Thursday 16 February 2023

Martin Thomas On Inflation - Part 22 of 25

Despite all of the austerity and attempts to divert money away from the real economy, and into the fictitious economy, as productivity growth slowed, due to the waning effects of the previous Innovation Cycle that peaked in 1985, employment gradually crept higher, and, as it did, the total wage fund expanded, pushing money into the demand for wage goods. As the new technologies, of the previous 30 years, now, began to materialise into ever expanding ranges of consumer products and services, demand flooded into these new areas of production, creating additional employment, some of it highly skilled, such as for computer games designers and so on.

Austerity lost its bite, and even became a spur to such development. By 2018, global growth had expanded sufficiently that interest rates were rising, causing a new 20% decline in US and other stock markets, before central banks, once again stepped in with additional liquidity, and the US engaged in a trade war against China and the EU. Even then, trade found new channels across the globe, reflecting the growing power of the East, of Latin America and increasingly Africa, and dwindling power of North America and Europe.

Only the lockdown of economies across the globe on the spurious basis of a response to COVID, brought the economic growth to a sudden halt, but, again, with its own contradiction, because, having forced workers to stay at home, governments found they now had to pay workers not to work! They could only fund this by printing confetti money tokens and handing them out, rather as Ben Bernanke had proposed dropping such paper from helicopters, but now via the simpler method of just electronically transferring it into households' bank accounts. 

The consequence was an inevitable accumulation of funds by households, as they received these increasingly worthless I.O.U's, but were unable to use them to buy whole swathes of goods and services that had not been produced, precisely because the government was now paying them to stay home instead of working! That is until such time as they were released from their state imposed house arrest, and able to spend once more, which they have been doing ever since with gusto, continually confounding the prophets of doom who foretold of a slump of historic proportions following the ending of the pandemic. Only China's authoritarian regime was able to persist in that nonsense, to try to prevent its economy overheating, and causing its interest rates to rise, and its serial asset bubbles bursting, but the population there, too, grew impatient with it, and has forced the Stalinists to abandon the lockdowns.

The picture that Martin, then presents, simply doesn't fit reality. He says,

“The high interest rates of the 1980s, and the corresponding high revenues of banks and financiers then, appeared to fit neatly with an increased weight of finance within the capitalist class. But then from the 1990s high finance was able to continue high revenues, scooping up its cut through fees and so on, both from firms and from households, with relatively low interest rates.”

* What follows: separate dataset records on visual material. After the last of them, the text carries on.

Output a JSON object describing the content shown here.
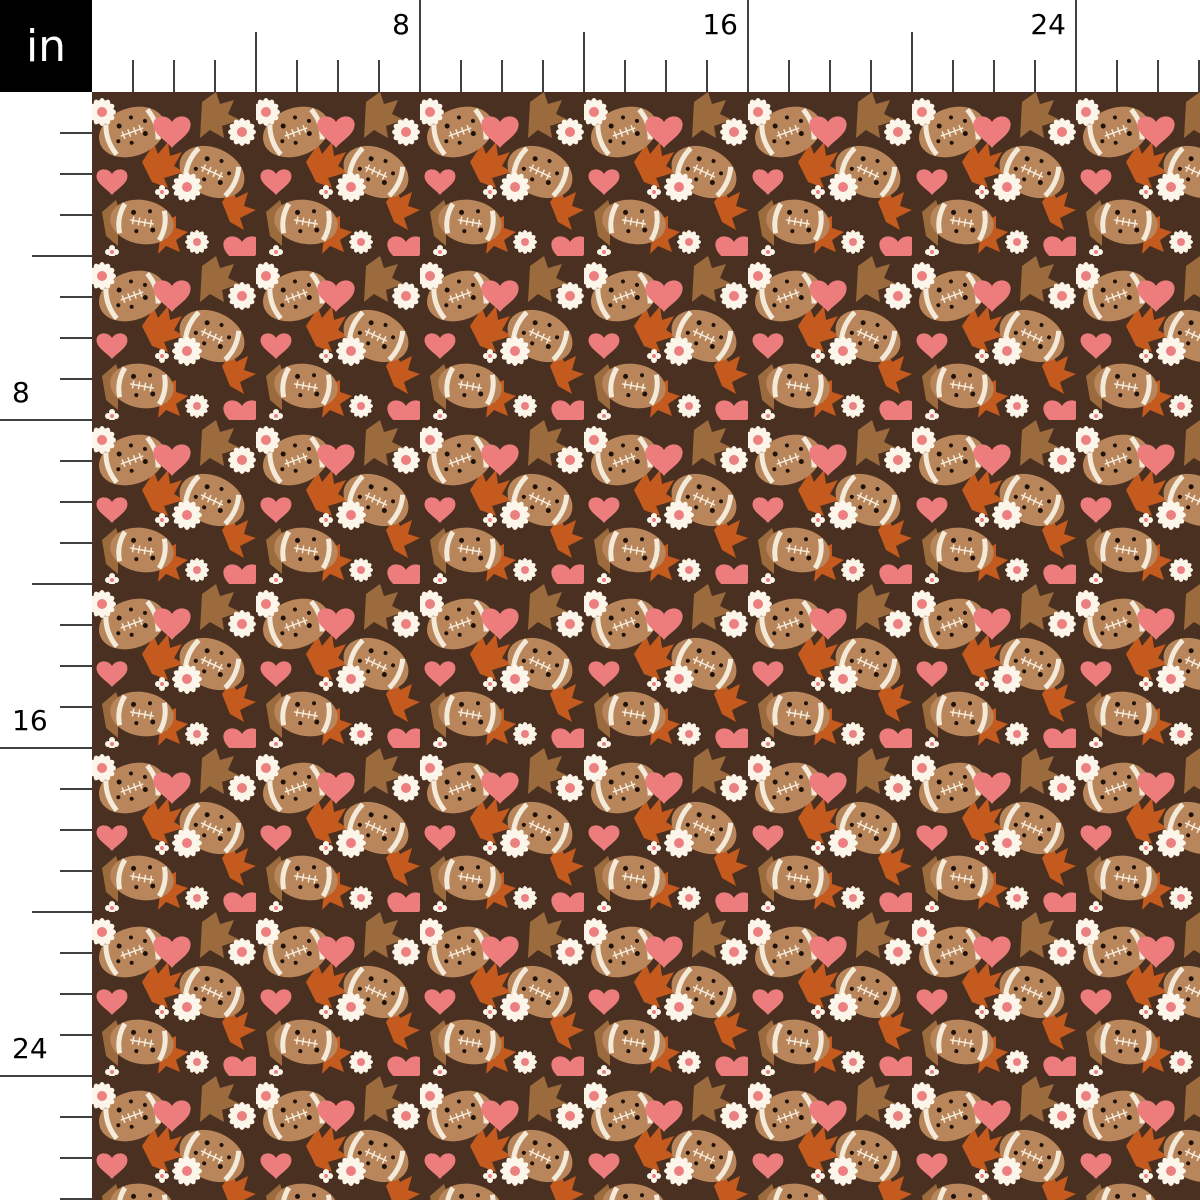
{
  "ruler": {
    "unit": "in",
    "top_labels": [
      "8",
      "16",
      "24"
    ],
    "left_labels": [
      "8",
      "16",
      "24"
    ]
  },
  "pattern": {
    "motifs": [
      "leopard-football",
      "pink-heart",
      "white-daisy",
      "autumn-leaf"
    ],
    "colors": {
      "background": "#4a3020",
      "leopard": "#b9855a",
      "spots": "#1e140c",
      "stripe": "#f3ead9",
      "heart": "#ec7d7c",
      "daisy": "#fbf5ea",
      "daisy_center": "#ec8080",
      "leaf_orange": "#c45a1e",
      "leaf_brown": "#9b6a3d"
    }
  }
}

But, as set out earlier, the 1980's was not characterised by high rates of interest, but by the high rates developed in the 1960's and 70's, starting a long secular decline. Nor was it just real rates of interest that declined, but it can be seen by looking at the movement in the yield of the US 10 Year Treasury Bond. 

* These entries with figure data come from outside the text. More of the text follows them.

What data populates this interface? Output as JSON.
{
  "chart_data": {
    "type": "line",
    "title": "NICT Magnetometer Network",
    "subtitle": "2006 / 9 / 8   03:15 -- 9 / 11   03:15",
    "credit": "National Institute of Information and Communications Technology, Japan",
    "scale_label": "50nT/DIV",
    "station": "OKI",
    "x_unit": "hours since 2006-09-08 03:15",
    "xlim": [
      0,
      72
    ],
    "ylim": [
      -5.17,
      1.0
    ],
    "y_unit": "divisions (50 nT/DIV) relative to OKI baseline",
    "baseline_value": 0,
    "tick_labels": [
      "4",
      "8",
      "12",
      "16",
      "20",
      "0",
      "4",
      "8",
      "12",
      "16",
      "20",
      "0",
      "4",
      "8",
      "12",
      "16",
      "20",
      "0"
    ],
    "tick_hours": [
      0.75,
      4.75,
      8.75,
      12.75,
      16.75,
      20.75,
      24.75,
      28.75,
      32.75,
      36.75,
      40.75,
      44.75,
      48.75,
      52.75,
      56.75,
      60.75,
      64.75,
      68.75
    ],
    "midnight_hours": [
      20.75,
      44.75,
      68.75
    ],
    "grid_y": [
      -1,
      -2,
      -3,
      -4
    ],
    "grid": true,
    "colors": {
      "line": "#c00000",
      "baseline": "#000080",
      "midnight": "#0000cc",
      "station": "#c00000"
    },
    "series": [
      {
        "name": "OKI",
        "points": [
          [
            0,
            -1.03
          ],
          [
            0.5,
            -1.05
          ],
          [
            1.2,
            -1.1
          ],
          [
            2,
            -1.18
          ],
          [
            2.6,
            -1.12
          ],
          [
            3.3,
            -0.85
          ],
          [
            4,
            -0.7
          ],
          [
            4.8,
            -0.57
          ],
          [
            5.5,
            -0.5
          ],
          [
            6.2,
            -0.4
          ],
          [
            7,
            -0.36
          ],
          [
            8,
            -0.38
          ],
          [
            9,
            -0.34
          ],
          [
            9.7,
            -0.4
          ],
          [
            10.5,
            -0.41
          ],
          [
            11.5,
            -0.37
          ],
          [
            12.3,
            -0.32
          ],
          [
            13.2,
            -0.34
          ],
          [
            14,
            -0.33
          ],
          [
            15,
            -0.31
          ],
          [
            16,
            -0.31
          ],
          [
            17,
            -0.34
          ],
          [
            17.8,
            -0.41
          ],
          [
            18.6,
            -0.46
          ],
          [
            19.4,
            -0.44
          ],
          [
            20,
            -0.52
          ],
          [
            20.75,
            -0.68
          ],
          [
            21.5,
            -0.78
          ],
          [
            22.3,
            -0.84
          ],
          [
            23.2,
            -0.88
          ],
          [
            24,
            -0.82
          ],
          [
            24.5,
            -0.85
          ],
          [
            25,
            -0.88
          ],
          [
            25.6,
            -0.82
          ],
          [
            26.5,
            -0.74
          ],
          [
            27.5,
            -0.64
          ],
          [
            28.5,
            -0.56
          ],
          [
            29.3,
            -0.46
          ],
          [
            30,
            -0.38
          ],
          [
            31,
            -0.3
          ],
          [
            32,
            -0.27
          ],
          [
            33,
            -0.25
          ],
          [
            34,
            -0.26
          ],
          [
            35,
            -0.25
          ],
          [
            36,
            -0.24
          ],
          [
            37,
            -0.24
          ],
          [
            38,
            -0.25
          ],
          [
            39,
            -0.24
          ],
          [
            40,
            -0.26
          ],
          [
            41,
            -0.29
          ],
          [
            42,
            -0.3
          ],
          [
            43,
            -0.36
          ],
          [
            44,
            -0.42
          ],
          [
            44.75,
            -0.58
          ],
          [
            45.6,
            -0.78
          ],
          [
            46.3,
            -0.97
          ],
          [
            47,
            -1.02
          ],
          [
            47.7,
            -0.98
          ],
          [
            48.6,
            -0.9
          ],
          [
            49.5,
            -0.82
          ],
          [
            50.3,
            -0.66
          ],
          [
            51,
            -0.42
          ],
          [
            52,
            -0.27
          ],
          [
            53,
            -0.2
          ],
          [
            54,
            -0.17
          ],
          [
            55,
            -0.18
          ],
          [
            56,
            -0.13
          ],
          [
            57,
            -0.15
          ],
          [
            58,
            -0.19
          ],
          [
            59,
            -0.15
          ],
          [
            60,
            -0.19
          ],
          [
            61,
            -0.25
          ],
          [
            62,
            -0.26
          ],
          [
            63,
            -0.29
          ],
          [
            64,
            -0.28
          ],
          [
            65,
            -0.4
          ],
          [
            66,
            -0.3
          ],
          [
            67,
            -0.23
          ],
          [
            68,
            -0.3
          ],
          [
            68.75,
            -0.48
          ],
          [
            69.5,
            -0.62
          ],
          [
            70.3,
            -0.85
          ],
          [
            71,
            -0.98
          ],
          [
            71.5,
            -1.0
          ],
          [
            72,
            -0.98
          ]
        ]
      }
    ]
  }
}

Why was that, its precisely because the rate of profit surged, and huge amounts of capital was released by the technological revolution brought about in response to the previous labour shortages. Firms had huge amounts of money profits available to use to fund capital accumulation, but required a smaller proportion of it, because the new fixed capital they introduced, was far more productive, but also, frequently, cheaper than the fixed capital it replaced. Personal computers, introduced in the 1980's, costing a few hundred pounds, had as much power as a 1970's mainframe computer, costing £2 million!

So, firms could throw excess profits into money markets, causing the supply of money-capital to rise relative to demand, and so sending interest rates into a downward spiral. But, the ruling class, whilst not owning the socialised industrial capital, does own shares, and has been careful to ensure that, everywhere, company law gives control of companies to shareholders, not to the associated producers that collectively owns it.

Even where the associated producers, as with the co-determination in Germany, are allowed a role, it is essentially a sham. So, firms under the control of those shareholders, simply increased dividend payments to shareholders, even as interest rates fell, and they also simply handed money to shareholders, directly, as capital transfers. The position of the owners of loanable money-capital should have been weak, not strong, because loanable money-capital was in excess supply, and, indeed, in terms of interest rates that became manifest. But, they simply used their control of companies to pay themselves increasing proportions of profits as dividends/interest anyway, as Andy Haldane described.